# insurance on a R33 GTS-T??



## lou (Sep 27, 2005)

hi there.

i was looking at skylines a while back, prob the R33 GTR at the time but money dropped so put it on hold for a while.

i canafford a GTS-T now which i do like anyway but looking at insurance side before i look to buy.

im female
24 years old
5 or 6 years NCD (cant remember exactly lol)
3 points (SP30)
i none fault accident and claimed on other parties insurance.

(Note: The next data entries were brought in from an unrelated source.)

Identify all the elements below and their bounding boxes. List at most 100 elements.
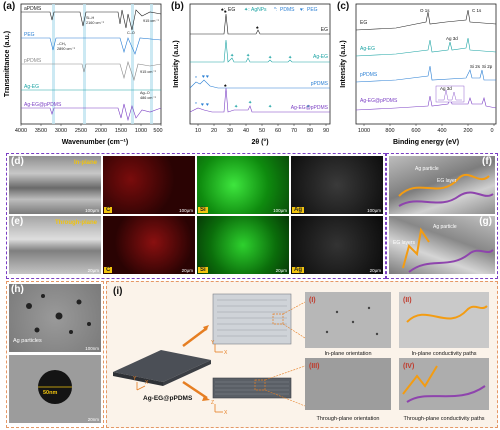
b-legend-peg: PEG bbox=[307, 7, 318, 13]
b-xtick-8: 90 bbox=[323, 128, 329, 134]
b-trace-label-3: Ag-EG@pPDMS bbox=[291, 105, 329, 111]
panel-g-label: (g) bbox=[479, 216, 492, 227]
a-ann-2890: 2890 cm⁻¹ bbox=[57, 47, 76, 51]
svg-text:*: * bbox=[195, 76, 197, 82]
e-tag-si: Si bbox=[198, 267, 208, 273]
g-sem-image: (g) Ag particle EG layers bbox=[389, 216, 495, 274]
e-title: Through-plane bbox=[55, 220, 97, 226]
svg-text:✦: ✦ bbox=[268, 104, 272, 110]
b-trace-label-0: EG bbox=[321, 27, 328, 33]
c-peak-ag3d: Ag 3d bbox=[446, 36, 458, 41]
f-sem-image: (f) Ag particle EG layer bbox=[389, 156, 495, 214]
a-ylabel: Transmittance (a.u.) bbox=[4, 31, 11, 97]
b-xtick-7: 80 bbox=[307, 128, 313, 134]
trace-ag-eg-ppdms bbox=[21, 103, 162, 122]
trace-c-ppdms bbox=[355, 65, 496, 83]
i-sub-3: (III) bbox=[309, 363, 320, 370]
svg-text:X: X bbox=[224, 350, 228, 356]
panel-e-label: (e) bbox=[11, 216, 24, 227]
e-sem-image: (e) Through-plane 20μm bbox=[9, 216, 101, 274]
a-ann-ago: Ag–O bbox=[140, 91, 150, 95]
svg-text:✦:: ✦: bbox=[244, 7, 250, 13]
d-scale-1: 100μm bbox=[179, 208, 193, 213]
svg-text:Y: Y bbox=[133, 376, 137, 382]
a-trace-label-0: aPDMS bbox=[24, 6, 42, 12]
svg-text:Y: Y bbox=[211, 340, 215, 346]
f-text-ag: Ag particle bbox=[415, 166, 439, 172]
c-peak-ag3d-inset: Ag 3d bbox=[440, 86, 452, 91]
d-tag-si: Si bbox=[198, 207, 208, 213]
a-trace-label-3: Ag-EG bbox=[24, 84, 39, 90]
c-xtick-0: 1000 bbox=[358, 128, 370, 134]
b-xtick-6: 70 bbox=[291, 128, 297, 134]
a-xtick-4: 2000 bbox=[95, 128, 107, 134]
h-tem-bottom: 50nm 20nm bbox=[9, 355, 101, 423]
e-scale-3: 20μm bbox=[369, 268, 381, 273]
a-trace-label-4: Ag-EG@pPDMS bbox=[24, 102, 62, 108]
a-ann-co: C–O bbox=[127, 31, 135, 35]
panel-c-label: (c) bbox=[337, 1, 350, 12]
a-xtick-5: 1500 bbox=[115, 128, 127, 134]
b-xtick-4: 50 bbox=[259, 128, 265, 134]
h-text-50nm: 50nm bbox=[43, 390, 58, 396]
svg-text:*:: *: bbox=[274, 7, 277, 13]
svg-text:✦: ✦ bbox=[246, 53, 250, 59]
a-ann-2160: 2160 cm⁻¹ bbox=[86, 21, 105, 25]
panel-a-ftir: 4000 3500 3000 2500 2000 1500 1000 500 W… bbox=[0, 0, 168, 150]
d-tag-ag: Ag bbox=[292, 207, 304, 213]
c-trace-label-2: pPDMS bbox=[360, 72, 378, 78]
c-xtick-5: 0 bbox=[490, 128, 493, 134]
b-xtick-1: 20 bbox=[211, 128, 217, 134]
i-sub-2: (II) bbox=[403, 297, 412, 304]
panel-i-schematic: (i) bbox=[106, 281, 498, 428]
e-tag-ag: Ag bbox=[292, 267, 304, 273]
c-xtick-3: 400 bbox=[437, 128, 446, 134]
svg-text:Z: Z bbox=[211, 400, 214, 406]
b-trace-label-2: pPDMS bbox=[311, 81, 329, 87]
c-trace-label-1: Ag-EG bbox=[360, 46, 375, 52]
svg-text:✦: ✦ bbox=[288, 55, 292, 61]
i-caption-1: In-plane orientation bbox=[324, 351, 371, 357]
e-map-ag: Ag 20μm bbox=[291, 216, 383, 274]
panel-fg: (f) Ag particle EG layer (g) Ag particle… bbox=[386, 153, 498, 279]
a-xtick-0: 4000 bbox=[15, 128, 27, 134]
i-caption-4: Through-plane conductivity paths bbox=[403, 416, 484, 422]
c-xlabel: Binding energy (eV) bbox=[393, 139, 459, 146]
d-scale-3: 100μm bbox=[367, 208, 381, 213]
g-text-eg: EG layers bbox=[393, 240, 415, 246]
svg-text:♥: ♥ bbox=[206, 74, 209, 80]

will i be able to get decent insurance? what sort of figure will i be looking at to compare with?

thanks


----------



## cong (Nov 22, 2006)

i would say it would be about £1000 maybe theres too much circumstance to factor in so its quite hard to get a estimate
e.g me

male
26
m24 ( very high postcode much worse then my previous se2 postcode)
8 years ncb
gtr33 with mods stage 1 tune with approx 400 bhp
cat 1
7500 miles pa
3 points
£719 full comp protected with keith micheals


----------



## Eikichi (Jul 25, 2006)

Best thing to do would be to shop for insurance & ask for quotes

Like Cong said, loads of factors may vary your quote
For me:
male
27
2 years ncb
r33 gts25t with basic mods (wheels, exhausts, filter)
cat 1
3~4,000 miles pa
12 points
~£800 with Ensleigh but got the policy through Sky Insurance (but I got a 2nd car insured with them)

As I said, shopping will give you a better idea


----------



## skyline.g.a.f. (Feb 25, 2007)

*insuring a gtst*

just had a quote on mine for next month. i currently pay £1900 with 0 no claims bonus 1 x sp60 and an accident last year wich was my fault and my car got wrote off and the other car got repaired. my new quote is £1200 fully comp with heritage. [ ask to speak to martin hamer ] this is on a classic policy so you are not insured to drive other cars and milage is limited to 5000. so for a lass like yourself i would expect between £650.00 - £1000 .


----------